Album Review: Blonde on Blonde – Rebirth

The liner notes stole my word. Fantastic Voyage’s new reissue of the 1970 LP Rebirth by Blonde on Blonde includes well-researched liners that provide context about this British (Welsh, really) progressive outfit. And lead vocalist Gareth Johnson has a unique style that the liner notes succinctly peg as “declamatory.” Sadly there’s no suitably accurate synonym, so I’ll simply have to recycle the word. Declamatory.

Like many of the psych/progressive acts that came out of the late 60s scene, Blonde on Blonde had a style informed by a wide array of influences. Yet the group’s sound is fairly straightforward, with trebly, muscular bass lines, crackling drums, lots of fuzz and reverb on the guitars, and yes, declamatory vocals.

Instrumentation, too, is rather no-nonsense. You won’t find a lot of synthesizers or Mellotrons on Rebirth: piano and organ are the keyboards here. And the melodies are, at their core — based upon traditional songcraft. But despite all that, there’s a mannered, baroque delivery to the songs, tempered with an aggressive instrumental attack that sounds like — of all things — the Who.

The rhythm guitar on “Broken Hours” sounds a lot like the sort of slashing, jangly approach Pete Townshend used on Tommy. And though the drumming is precise, there’s enough of a hint of reckless abandon to warrant passing comparison to Keith Moon.

“Heart Without a Home” is the most accessible track on Rebirth. With a droning sound redolent of jaw harp or digideroo, and a pulsing bass line reminiscent of Norman Greenbaum‘s “Spirit in the Sky,” the catchy melodic line and memorable chorus all come together to sound like a hit. But Rebirth wouldn’t be hit-bound.

“Time is Passing” heads in much more of a progressive direction, with an acoustic guitar centerpiece that calls to mind Forever Changes-era Love. And the manic opening of “Circles” sounds like a cross between the Open Mind and early King Crimson; this is heavy prog not unlike that of equally-obscure UK psych/proggers Armageddon. Oddly, this track — not “Heart…” or the relatively poppy album opener “Castles in the Sky” — was chosen as the album’s single. The shockingly overdriven (and close-mic’d) guitar solo will either please or turn off listeners; there’s no middle ground. A single edit/mix is included as a bonus track on this Fantastic Voyage CD reissue.
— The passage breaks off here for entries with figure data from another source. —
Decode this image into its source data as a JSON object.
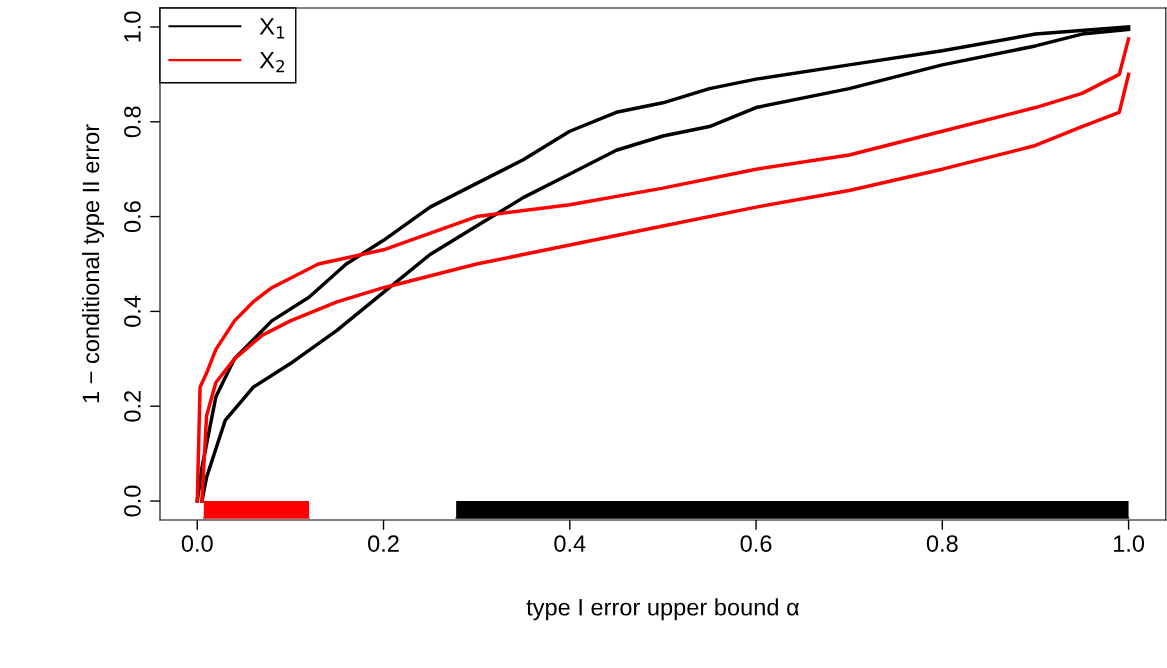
{
  "chart_data": {
    "type": "line",
    "xlabel": "type I error upper bound α",
    "ylabel": "1 − conditional type II error",
    "xlim": [
      -0.04,
      1.04
    ],
    "ylim": [
      -0.04,
      1.04
    ],
    "xticks": [
      {
        "value": 0,
        "label": "0.0"
      },
      0.2,
      0.4,
      0.6,
      0.8,
      {
        "value": 1,
        "label": "1.0"
      }
    ],
    "yticks": [
      {
        "value": 0,
        "label": "0.0"
      },
      0.2,
      0.4,
      0.6,
      0.8,
      {
        "value": 1,
        "label": "1.0"
      }
    ],
    "grid": false,
    "legend": "top left",
    "line_style": "solid",
    "marker": "none",
    "series": [
      {
        "name": "X$_{1}$",
        "color": "#000000",
        "x": [
          0,
          0.005,
          0.02,
          0.04,
          0.08,
          0.12,
          0.16,
          0.2,
          0.25,
          0.3,
          0.35,
          0.4,
          0.45,
          0.5,
          0.55,
          0.6,
          0.7,
          0.8,
          0.9,
          1.0
        ],
        "values": [
          0,
          0.07,
          0.22,
          0.3,
          0.38,
          0.43,
          0.5,
          0.55,
          0.62,
          0.67,
          0.72,
          0.78,
          0.82,
          0.84,
          0.87,
          0.89,
          0.92,
          0.95,
          0.985,
          1.0
        ]
      },
      {
        "color": "#000000",
        "x": [
          0.005,
          0.01,
          0.03,
          0.06,
          0.1,
          0.15,
          0.2,
          0.25,
          0.3,
          0.35,
          0.4,
          0.45,
          0.5,
          0.55,
          0.6,
          0.7,
          0.8,
          0.9,
          0.95,
          1.0
        ],
        "values": [
          0,
          0.05,
          0.17,
          0.24,
          0.29,
          0.36,
          0.44,
          0.52,
          0.58,
          0.64,
          0.69,
          0.74,
          0.77,
          0.79,
          0.83,
          0.87,
          0.92,
          0.96,
          0.985,
          0.995
        ]
      },
      {
        "name": "X$_{2}$",
        "color": "#ff0000",
        "x": [
          0,
          0.003,
          0.01,
          0.02,
          0.04,
          0.06,
          0.08,
          0.1,
          0.13,
          0.2,
          0.3,
          0.4,
          0.5,
          0.6,
          0.7,
          0.8,
          0.9,
          0.95,
          0.99,
          1.0
        ],
        "values": [
          0,
          0.24,
          0.27,
          0.32,
          0.38,
          0.42,
          0.45,
          0.47,
          0.5,
          0.53,
          0.6,
          0.625,
          0.66,
          0.7,
          0.73,
          0.78,
          0.83,
          0.86,
          0.9,
          0.975
        ]
      },
      {
        "color": "#ff0000",
        "x": [
          0.005,
          0.01,
          0.02,
          0.04,
          0.07,
          0.1,
          0.15,
          0.2,
          0.3,
          0.4,
          0.5,
          0.6,
          0.7,
          0.8,
          0.9,
          0.95,
          0.99,
          1.0
        ],
        "values": [
          0,
          0.18,
          0.25,
          0.3,
          0.35,
          0.38,
          0.42,
          0.45,
          0.5,
          0.54,
          0.58,
          0.62,
          0.655,
          0.7,
          0.75,
          0.79,
          0.82,
          0.9
        ]
      },
      {
        "type": "area",
        "color": "#ff0000",
        "x": [
          0.007,
          0.12
        ],
        "values": [
          -0.036,
          -0.036
        ]
      },
      {
        "type": "area",
        "color": "#000000",
        "x": [
          0.278,
          1.0
        ],
        "values": [
          -0.036,
          -0.036
        ]
      }
    ]
  }
}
The freakbeat-y “November” is another winner, but for anyone who doesn’t appreciate Johnson’s vocal style, this is the one that will push you past your limit. A spare arrangement gives sharp focus to the instrumentation that is included.

Its twelve-plus minute runtime is a dead giveaway that “Colour Questions” is Rebirth‘s most ambitious number. Lots of shade and light here: long instrumental passages, the good old contrasts of loud/quiet, fast/slow, are all used to good effect. An especially psychedelic guitar approach has subtle hints of the Who’s “Sparks,” but the ambition of the track has more in common with “A Quick One (While He’s Away).” That said, listeners looking for the leavening effects a bit of humor might offer are advised to keep searching; it ain’t here. But “Colour Questions” is the high point of Rebirth, and a worthy exemplar of the heavy prog/psych genre overall.

Blonde on Blonde wisely ratchets the melodrama down a few notches for the album closer “You’ll Never Know Me / Release”. A bright, stately piano holds the song together. In fact, the group’s use of straight piano — rather than synths etc. — to achieve the progressive aesthetic is most effective on this track.

If you like progressive rock without all the hobbity gnomes-and-fairies trappings, preferring instead an aggressive, nearly malevolent instrumental attack, then Blonde on Blonde’s Rebirth is for you. Dig it.